The Prime Minister gave a speech on sickness and work last week.
British workers take few days off work. The reason is simple: incentives matter. Britain has exceptionally stingy sickness benefits, so workers try really hard to turn up to work. Statutory sick pay is around 10% of average private sector wages, and people average 4 days off a year. In Denmark and France people receive more than half their regular salary, and take twice as many days off. In Germany, where workers get their full salary, they take three times as many days off. Those hard-working Germans are off sick three times as often as our workers. The Resolution Foundation have helpfully produced a graph showing the international evidence.
https://economy2030.resolutionfoundation.org/wp-content/uploads/2023/04/LPB-2023.pdf
As well as comparing Britain with other countries, we can also look at Britain over time, using NHS digital’s data on fit notes issued each month. There are fluctuations, but the number is almost exactly what it was in 2019. The same is true if we look only at long term sickness, of 13 weeks or more.
https://files.digital.nhs.uk/9D/8B0F46/gp-fit-note-eng-ep-dur-dec-23.csv
Of course, more people are dropping out of the labour force. Many cite mental health issues, and many are not on benefits. That is particularly true for young people living at home with working parents, and for older workers with a working partner, or with savings. These people are not eligible for benefits, which are based on household income.
In a market economy firms will find people who take a lot of sick leave costly to employ. It is not difficult to make such people redundant. If you take a lot of sick leave you can, and quite likely will, lose your job.
The public sector is always being urged to act more like the private sector. I argue the opposite.
The public sector should seek to employ these people - because no-one else is going to. Doing so will raise GDP, increase tax revenues, and reduce the benefits bill.
My proposal is for zero hour contracts. When people feel well enough, they can log on, and work. They will be paid either by the hour, or by the piece.
Some people might work a few hours a day, most days. Others will work full-time some weeks, and nothing other weeks, when what Churchill described as “the black dog” descends again. I don’t mind which day of the week people work, or which hours of the day. What works for them, works for me.
Working brings a sense of worth to most people. This proposal therefore directly improves mental health. It also means an income, which also improves mental health by allowing greater engagement with society, with hobbies and so on.
This approach will also work for people with (some) disabilities, who find it hard to work in a predictable manner. This is particularly true for people whose conditions fluctuate. Many people with muscular skeletal issues find that pain comes and goes, affecting their ability to work.

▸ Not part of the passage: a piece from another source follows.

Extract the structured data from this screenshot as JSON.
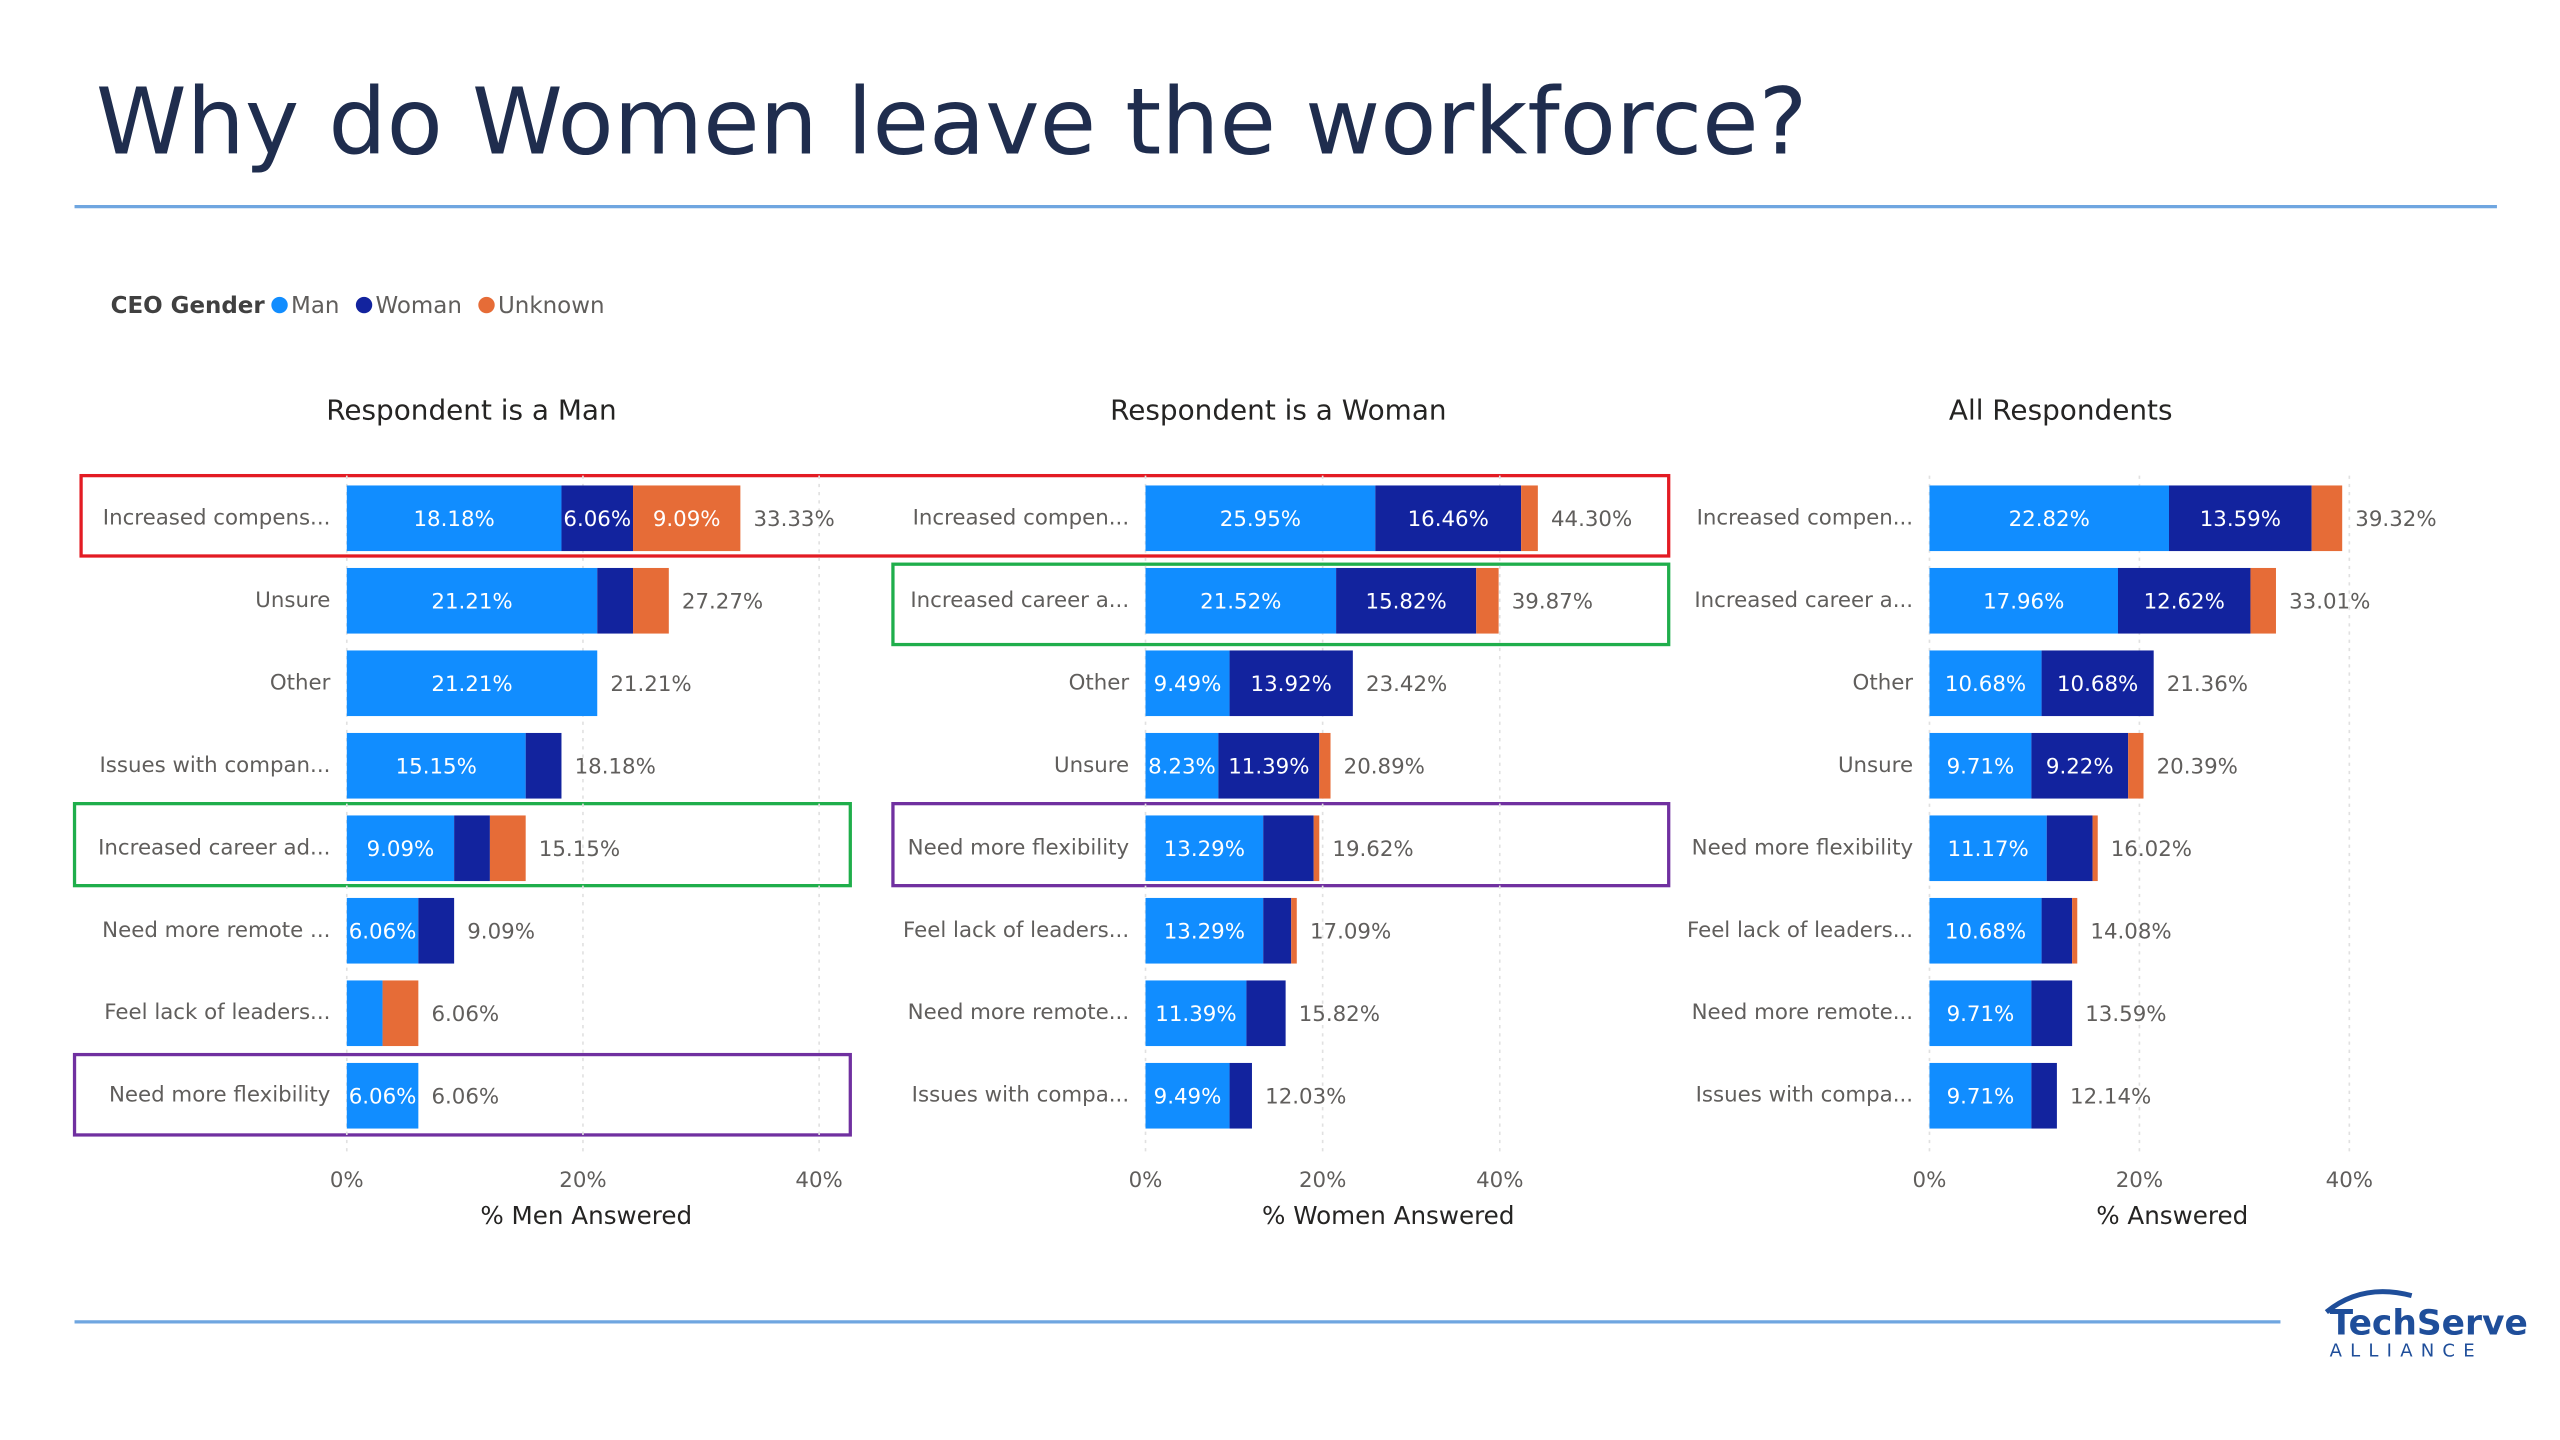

This approach is well-suited to jobs that do not need to be done immediately, and which can be broken up into clear, discrete tasks. An example might be (and I stress might) processing probate applications. There is currently a 16 week expected wait for these to be processed by the Courts and Tribunals Service, even in simple cases. It won’t matter if some weeks more people are working than in other weeks, as these things will average out over any 16 week period. Service will be maintained.
This proposal would reintegrate many people, with physical or mental struggles, back into our labour markets and into society. It will lead to a bigger economy, higher tax revenues and lower benefit spending.
Less sickness. Happier people. A better integrated society. Literally, what’s not to like?
I don't think there's much stopping this happening already - employers use flexible contracts, term time contracts and similar to retain valued people even if they don't want/are unable to work full-time.
Perhaps the question is more what stops it happening more. It is harder to make such accommodations in some fields than in others - and in all there is an overhead of training and supervision that may not be justifiable in the most erratic situations. But I suspect the barriers may be more with individuals than with employers:
- by the time someone ends up on ESA/UC, they have often had a significant amount of time off, and be quite disengaged and deskilled from their current job;
- they may not have the skills or interest in the sorts of jobs that could accommodate their health condition;
- the stress and worry about whether the employer is actually going to pay you for the right hours at the right time, and whether DWP will take them into account in the way you were expecting for UC, is off-putting for some;
- the social and other benefits of work are significant, but accrue more to some people than to others.
I think the key point here (which is what people often refer to when saying “the public sector should act more like the private sector”) is that the proposal only pays people when they work. No work - no pay.
With that condition, I’d argue that it would be economically rational for any employer that can should employ such people.
Taking a lot of sick leave imposes costs on the employer because of the volatility and unpredictability in a person’s output; as such these people will command a lower hourly rate than people with the same skills but higher dependability. If you as an employer can handle the unpredictability with sufficiently low costs, you can profit through this wage arbitrage.
So is the argument therefore that
a) The public sector is particularly well placed to handle volatility at an individual level - perhaps because it is so large it’s spreading work over a large number of people
OR
b) The public sector should employ them even if (a) isn’t true (ie some “make-work” scheme) because the costs of doing so will be more than offset by tax revenues and benefit savings?